Howard caught her attention and directed it toward the wall. There was a photograph of the three of us, Shel and Helen and me, gathered around a table at the Beach Club. A mustard-colored umbrella shielded the table, and we were laughing and holding tall, cool drinks. She studied it, and turned back to me. “What exactly,” she said, “is your relationship with Dr. Suchenko?”
I swallowed, and felt the color draining out of my face. I love her. I’ve loved her from the moment I met her. “We’re friends,” I said.
“Is that all?” I caught a hint of a smile. But nobody knew. I had kept my distance all this time. I’d told no one. Even Helen didn’t know. Well, she knew, but neither of us had ever admitted to it.
“Yes,” I said. “That’s all.”
She glanced around the room. “Nice house.”
It was. I had treated myself pretty well, installing leather furniture and thick pile carpets and a stow-away bar and some original art. “Not bad for a teacher,” she added.
“I don’t teach anymore.”
She closed her book. “So I understand.”
I knew what was in her mind. “I did pretty well on the stock market,” I said. I must have sounded defensive.
“As did Dr. Shelborne.”
“Yes,” I said. “That’s so.”
“Same investments?”
Yes, they were the same. With only slight variations, we’d parlayed the same companies into our respective fortunes. “By and large, yes,” I said. “We did our research together. An investment club, you might say.”

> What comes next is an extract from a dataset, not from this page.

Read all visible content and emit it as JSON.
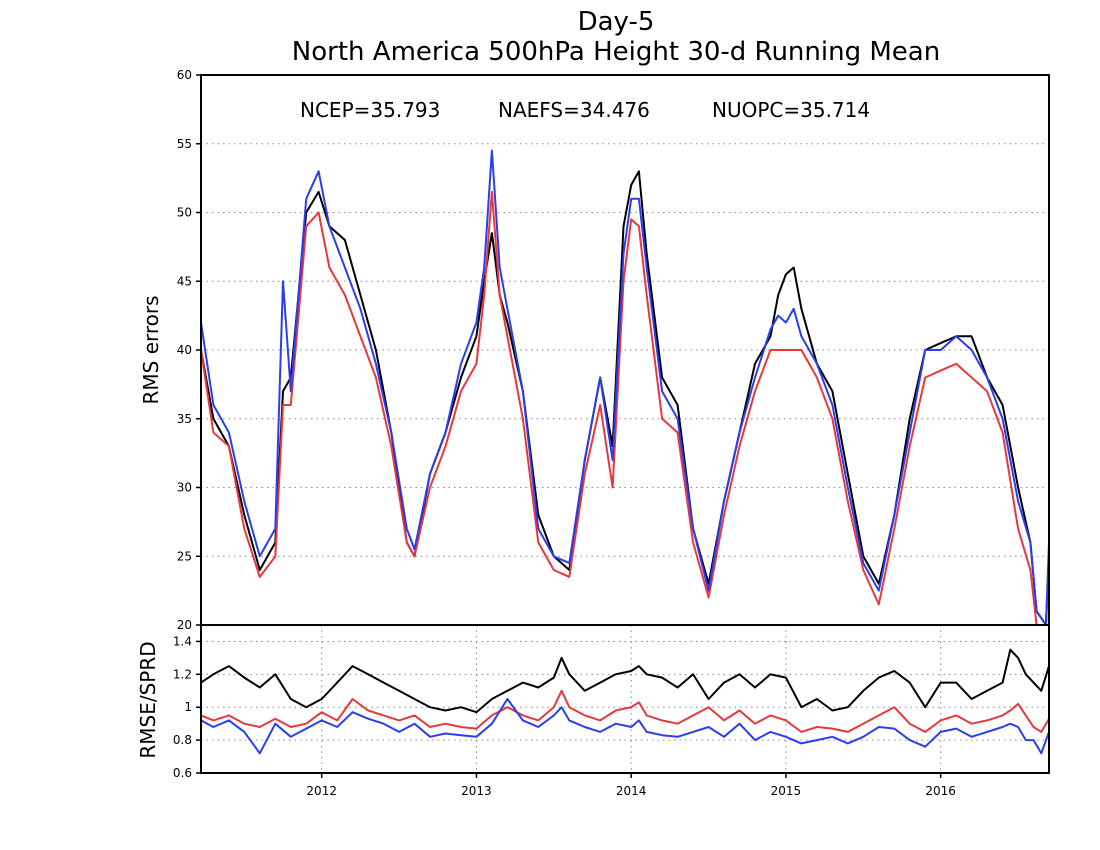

Her eyes lingered on me a moment too long. She began to button her jacket. “Well, I think that’ll do it, Dr. Dryden,” she said.
I was still numb with the idea that someone might have murdered Shelborne. He had never flaunted his money, had never even moved out of that jerkwater townhouse over in River Park. But someone had found out. And they’d robbed him. Possibly he’d come home and they were already in the house. He might even have been upstream. Damn, what a jolt that would have been: return from an evening in Babylon and get attacked by burglars. I opened the sliding door for them. “You will be in the area if we need you?” Lake asked. I assured her I would be, and that I would do whatever I could to help find Shel’s killer. I watched them drive away and went back inside and locked the door. It had been painful enough believing that Shel had died through some arbitrary act of nature. But that a thug who had nothing whatever to contribute to the species would dare to take his life filled me with rage.
I poured a brandy and stared out the window. The snow was coming harder now. I couldn’t believe anyone would think for a moment that I could be capable of such an act. It chilled me.